Affected Services Detection
The final tool inspects git diff to determine which services are affected by current changes. This is critical for the agent's verification step — it only needs to lint and test the services it actually touched:
server.tool(
'affected_services',
'Detect which services are affected by current git changes',
{},
async () => {
const diff = execSync('git diff --name-only HEAD', {
encoding: 'utf-8', cwd: REPO_ROOT,
}).trim();
const staged = execSync('git diff --name-only --cached', {
encoding: 'utf-8', cwd: REPO_ROOT,
}).trim();
const allFiles = [diff, staged].filter(Boolean).join('\n').split('\n');
const services = detectServicesFromFiles(allFiles);
return {
content: [{
type: 'text',
text: services.length > 0
? `Affected services: ${services.join(', ')}`
: 'No service-specific files changed',
}],
};
},
);
Starting the Server
The server connects via stdio, which is the standard transport for MCP servers that run as child processes of the Claude Agent SDK:
async function main() {
const transport = new StdioServerTransport();
await server.connect(transport);
}
main().catch(console.error);
Configuration
The MCP server is registered in a .mcp.json file at the repository root. We also include a Playwright MCP server for frontend verification:
{
"mcpServers": {
"monorepo-tools": {
"command": "npx",
"args": ["tsx", "agent/src/tools/server.ts"]
},
"playwright": {
"command": "npx",
"args": ["@playwright/mcp@latest", "--headless", "--no-sandbox"]
}
}
}
Integration with Claude Agent SDK
On the agent side, we pass the MCP tools via the allowedTools parameter.
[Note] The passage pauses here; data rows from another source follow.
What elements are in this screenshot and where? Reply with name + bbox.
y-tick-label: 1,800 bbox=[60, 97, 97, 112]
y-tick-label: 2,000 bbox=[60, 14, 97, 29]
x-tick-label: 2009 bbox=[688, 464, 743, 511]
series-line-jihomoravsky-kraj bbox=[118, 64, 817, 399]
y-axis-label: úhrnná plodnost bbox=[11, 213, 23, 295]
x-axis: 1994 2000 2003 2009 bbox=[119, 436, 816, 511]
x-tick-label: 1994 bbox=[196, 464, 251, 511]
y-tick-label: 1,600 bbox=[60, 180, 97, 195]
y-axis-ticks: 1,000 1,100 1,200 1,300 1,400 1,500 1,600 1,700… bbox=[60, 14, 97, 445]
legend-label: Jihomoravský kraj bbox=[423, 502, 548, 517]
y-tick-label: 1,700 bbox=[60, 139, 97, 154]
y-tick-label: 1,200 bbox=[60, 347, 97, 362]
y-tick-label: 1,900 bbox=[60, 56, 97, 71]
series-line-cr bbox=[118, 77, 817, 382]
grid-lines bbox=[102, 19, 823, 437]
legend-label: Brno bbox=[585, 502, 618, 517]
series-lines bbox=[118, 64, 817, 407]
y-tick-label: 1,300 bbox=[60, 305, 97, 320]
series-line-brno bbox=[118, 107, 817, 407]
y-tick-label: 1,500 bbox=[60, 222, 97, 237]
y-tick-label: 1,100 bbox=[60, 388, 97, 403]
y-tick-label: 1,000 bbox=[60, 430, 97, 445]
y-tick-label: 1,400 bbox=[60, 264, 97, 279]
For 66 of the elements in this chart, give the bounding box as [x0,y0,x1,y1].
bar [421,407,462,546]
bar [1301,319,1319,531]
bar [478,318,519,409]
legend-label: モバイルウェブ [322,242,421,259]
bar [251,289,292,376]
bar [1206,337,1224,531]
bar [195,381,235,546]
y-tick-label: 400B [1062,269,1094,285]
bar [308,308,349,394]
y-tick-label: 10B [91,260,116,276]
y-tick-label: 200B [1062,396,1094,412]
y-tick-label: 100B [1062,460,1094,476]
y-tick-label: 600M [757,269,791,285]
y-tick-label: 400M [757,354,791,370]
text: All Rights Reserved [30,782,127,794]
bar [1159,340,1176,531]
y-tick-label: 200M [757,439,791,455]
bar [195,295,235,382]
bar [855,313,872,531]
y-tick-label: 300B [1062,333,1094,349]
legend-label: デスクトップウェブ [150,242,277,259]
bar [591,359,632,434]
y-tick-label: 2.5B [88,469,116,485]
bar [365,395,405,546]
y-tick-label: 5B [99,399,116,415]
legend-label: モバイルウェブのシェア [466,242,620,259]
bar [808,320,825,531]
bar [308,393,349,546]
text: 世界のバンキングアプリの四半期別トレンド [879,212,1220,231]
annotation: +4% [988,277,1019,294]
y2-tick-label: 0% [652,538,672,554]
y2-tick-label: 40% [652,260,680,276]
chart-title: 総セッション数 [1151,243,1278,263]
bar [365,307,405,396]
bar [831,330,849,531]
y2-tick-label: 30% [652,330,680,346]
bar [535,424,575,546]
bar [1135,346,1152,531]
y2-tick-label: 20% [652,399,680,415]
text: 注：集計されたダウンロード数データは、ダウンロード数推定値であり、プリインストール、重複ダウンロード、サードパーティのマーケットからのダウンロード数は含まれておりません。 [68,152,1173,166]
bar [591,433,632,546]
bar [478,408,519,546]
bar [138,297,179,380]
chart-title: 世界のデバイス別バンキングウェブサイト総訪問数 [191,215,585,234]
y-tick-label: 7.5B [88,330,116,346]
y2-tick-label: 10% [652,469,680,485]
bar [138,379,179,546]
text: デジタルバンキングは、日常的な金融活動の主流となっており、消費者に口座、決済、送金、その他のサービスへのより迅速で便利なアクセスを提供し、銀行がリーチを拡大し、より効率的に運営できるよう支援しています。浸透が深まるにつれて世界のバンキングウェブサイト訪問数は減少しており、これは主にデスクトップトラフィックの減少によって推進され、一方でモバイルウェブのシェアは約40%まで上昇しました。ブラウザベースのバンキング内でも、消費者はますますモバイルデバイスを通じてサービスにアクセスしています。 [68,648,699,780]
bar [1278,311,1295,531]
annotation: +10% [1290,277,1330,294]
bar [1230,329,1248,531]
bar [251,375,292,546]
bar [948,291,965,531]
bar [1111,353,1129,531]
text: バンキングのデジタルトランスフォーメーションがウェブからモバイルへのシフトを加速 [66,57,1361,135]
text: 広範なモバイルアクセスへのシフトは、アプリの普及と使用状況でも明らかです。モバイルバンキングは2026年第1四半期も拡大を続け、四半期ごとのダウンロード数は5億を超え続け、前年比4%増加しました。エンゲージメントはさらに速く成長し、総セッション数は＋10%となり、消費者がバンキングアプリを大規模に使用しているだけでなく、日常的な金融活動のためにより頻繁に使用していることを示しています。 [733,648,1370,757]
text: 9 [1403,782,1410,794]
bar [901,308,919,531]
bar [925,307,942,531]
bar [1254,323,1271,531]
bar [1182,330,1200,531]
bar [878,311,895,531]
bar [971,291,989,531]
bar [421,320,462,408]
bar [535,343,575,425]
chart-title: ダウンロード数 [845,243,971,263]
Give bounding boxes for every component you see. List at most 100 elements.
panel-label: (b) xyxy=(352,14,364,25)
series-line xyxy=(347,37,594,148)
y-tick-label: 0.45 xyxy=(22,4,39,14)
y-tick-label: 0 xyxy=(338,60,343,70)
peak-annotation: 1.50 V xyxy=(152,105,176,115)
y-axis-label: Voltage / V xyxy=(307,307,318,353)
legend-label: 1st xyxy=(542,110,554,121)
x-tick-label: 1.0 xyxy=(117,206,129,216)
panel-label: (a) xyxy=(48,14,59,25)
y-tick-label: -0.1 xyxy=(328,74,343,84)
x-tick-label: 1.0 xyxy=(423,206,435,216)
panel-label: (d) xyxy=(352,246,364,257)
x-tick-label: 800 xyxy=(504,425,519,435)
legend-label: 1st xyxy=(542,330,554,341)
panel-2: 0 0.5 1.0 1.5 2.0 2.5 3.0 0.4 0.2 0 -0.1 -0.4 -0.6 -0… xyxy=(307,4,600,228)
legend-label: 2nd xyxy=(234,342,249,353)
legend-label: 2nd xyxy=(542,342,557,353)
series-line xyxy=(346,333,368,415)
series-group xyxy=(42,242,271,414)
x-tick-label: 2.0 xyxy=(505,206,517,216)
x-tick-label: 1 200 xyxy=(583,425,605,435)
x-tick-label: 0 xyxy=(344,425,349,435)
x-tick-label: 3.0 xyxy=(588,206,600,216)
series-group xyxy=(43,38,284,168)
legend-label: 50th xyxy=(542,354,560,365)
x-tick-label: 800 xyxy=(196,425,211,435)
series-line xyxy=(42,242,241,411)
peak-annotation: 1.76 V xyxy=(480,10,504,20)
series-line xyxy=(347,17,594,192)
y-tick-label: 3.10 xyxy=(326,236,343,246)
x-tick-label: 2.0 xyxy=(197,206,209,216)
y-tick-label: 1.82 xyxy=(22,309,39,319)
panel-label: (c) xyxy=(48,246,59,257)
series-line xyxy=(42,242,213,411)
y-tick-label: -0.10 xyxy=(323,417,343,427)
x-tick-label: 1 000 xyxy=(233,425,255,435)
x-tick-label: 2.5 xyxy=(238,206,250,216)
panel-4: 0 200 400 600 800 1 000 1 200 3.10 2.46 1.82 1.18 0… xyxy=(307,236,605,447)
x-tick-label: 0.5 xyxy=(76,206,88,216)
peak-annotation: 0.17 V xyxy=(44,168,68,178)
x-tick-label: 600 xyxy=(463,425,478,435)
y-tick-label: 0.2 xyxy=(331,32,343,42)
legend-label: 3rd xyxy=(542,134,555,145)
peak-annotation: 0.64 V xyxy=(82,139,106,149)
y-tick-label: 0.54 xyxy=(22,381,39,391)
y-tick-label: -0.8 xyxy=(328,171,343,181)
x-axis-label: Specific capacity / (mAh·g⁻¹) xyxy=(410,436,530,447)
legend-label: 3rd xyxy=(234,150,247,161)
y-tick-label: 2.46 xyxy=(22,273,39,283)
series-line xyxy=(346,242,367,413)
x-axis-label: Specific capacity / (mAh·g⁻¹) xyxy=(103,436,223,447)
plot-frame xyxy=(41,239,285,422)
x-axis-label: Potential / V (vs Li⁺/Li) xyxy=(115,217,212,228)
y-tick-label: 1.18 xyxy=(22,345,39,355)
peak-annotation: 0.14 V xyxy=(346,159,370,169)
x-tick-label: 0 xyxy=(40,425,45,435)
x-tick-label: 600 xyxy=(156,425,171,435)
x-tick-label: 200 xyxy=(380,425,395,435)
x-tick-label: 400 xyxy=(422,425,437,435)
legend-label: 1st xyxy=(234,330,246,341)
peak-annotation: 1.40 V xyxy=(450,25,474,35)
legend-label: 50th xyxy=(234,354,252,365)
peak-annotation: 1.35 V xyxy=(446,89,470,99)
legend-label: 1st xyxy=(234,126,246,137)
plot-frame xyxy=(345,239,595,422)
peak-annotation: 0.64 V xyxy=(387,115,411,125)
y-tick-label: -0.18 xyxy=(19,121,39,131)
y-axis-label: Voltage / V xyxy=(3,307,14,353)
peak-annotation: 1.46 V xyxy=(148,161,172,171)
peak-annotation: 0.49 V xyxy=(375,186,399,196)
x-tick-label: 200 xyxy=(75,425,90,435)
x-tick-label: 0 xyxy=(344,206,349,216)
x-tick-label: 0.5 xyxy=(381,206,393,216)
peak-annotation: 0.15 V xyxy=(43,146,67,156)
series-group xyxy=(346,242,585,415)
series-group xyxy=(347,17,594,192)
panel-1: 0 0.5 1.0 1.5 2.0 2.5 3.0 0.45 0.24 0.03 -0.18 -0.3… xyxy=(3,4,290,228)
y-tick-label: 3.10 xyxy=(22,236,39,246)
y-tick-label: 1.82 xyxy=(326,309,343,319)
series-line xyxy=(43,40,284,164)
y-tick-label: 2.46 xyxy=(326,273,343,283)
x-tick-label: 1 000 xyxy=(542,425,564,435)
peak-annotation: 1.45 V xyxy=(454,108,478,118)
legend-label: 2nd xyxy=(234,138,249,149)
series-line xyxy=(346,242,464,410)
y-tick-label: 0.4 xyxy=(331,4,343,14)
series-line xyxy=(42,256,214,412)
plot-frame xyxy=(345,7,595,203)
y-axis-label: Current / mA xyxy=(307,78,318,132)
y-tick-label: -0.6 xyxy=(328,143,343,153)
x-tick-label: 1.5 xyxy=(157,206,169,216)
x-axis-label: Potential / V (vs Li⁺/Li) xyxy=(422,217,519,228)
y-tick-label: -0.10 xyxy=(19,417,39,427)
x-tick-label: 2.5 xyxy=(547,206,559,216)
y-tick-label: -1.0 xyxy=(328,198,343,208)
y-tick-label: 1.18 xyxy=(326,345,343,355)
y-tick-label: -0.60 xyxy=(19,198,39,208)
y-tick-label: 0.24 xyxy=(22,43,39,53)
This scopes each step of the workflow to only the tools it needs:
const result = await runAgenticStep(prompt, {
allowedTools: [
'Read', 'Edit', 'Write', 'Bash',
'mcp__monorepo-tools__run_lint',
'mcp__monorepo-tools__run_tests',
'mcp__monorepo-tools__detect_service',
'mcp__playwright__browser_navigate',
'mcp__playwright__browser_snapshot',
],
maxTurns: 25,
cwd: repoRoot,
});
The naming convention is mcp__{server-name}__{tool-name}. By controlling which tools are available at each step, we prevent the agent from running tests during the analysis phase or navigating the browser during the code implementation phase.
The Bug-Fix Pipeline
With these tools in place, we built a fully autonomous bug-fix pipeline:
- Analyze — The agent reads the issue description and uses
detect_serviceto understand which parts of the codebase are involved - Implement — The agent edits code and uses
find_similar_componentto follow existing patterns - Lint — The agent runs
run_linton affected services - Test — The agent runs
run_teststo verify the fix - Verify — The agent uses Playwright MCP tools to navigate the running app and visually confirm the fix
Each step is scoped to only the tools it needs, and the pipeline tracks costs per step for monitoring.
Conclusion
Building an MCP server for a monorepo is straightforward with the @modelcontextprotocol/sdk. The key insight is that the tools don't need to be sophisticated — even simple operations like "detect which service this file belongs to" dramatically improve the agent's accuracy. The real power comes from composing these simple tools into multi-step workflows through the Claude Agent SDK.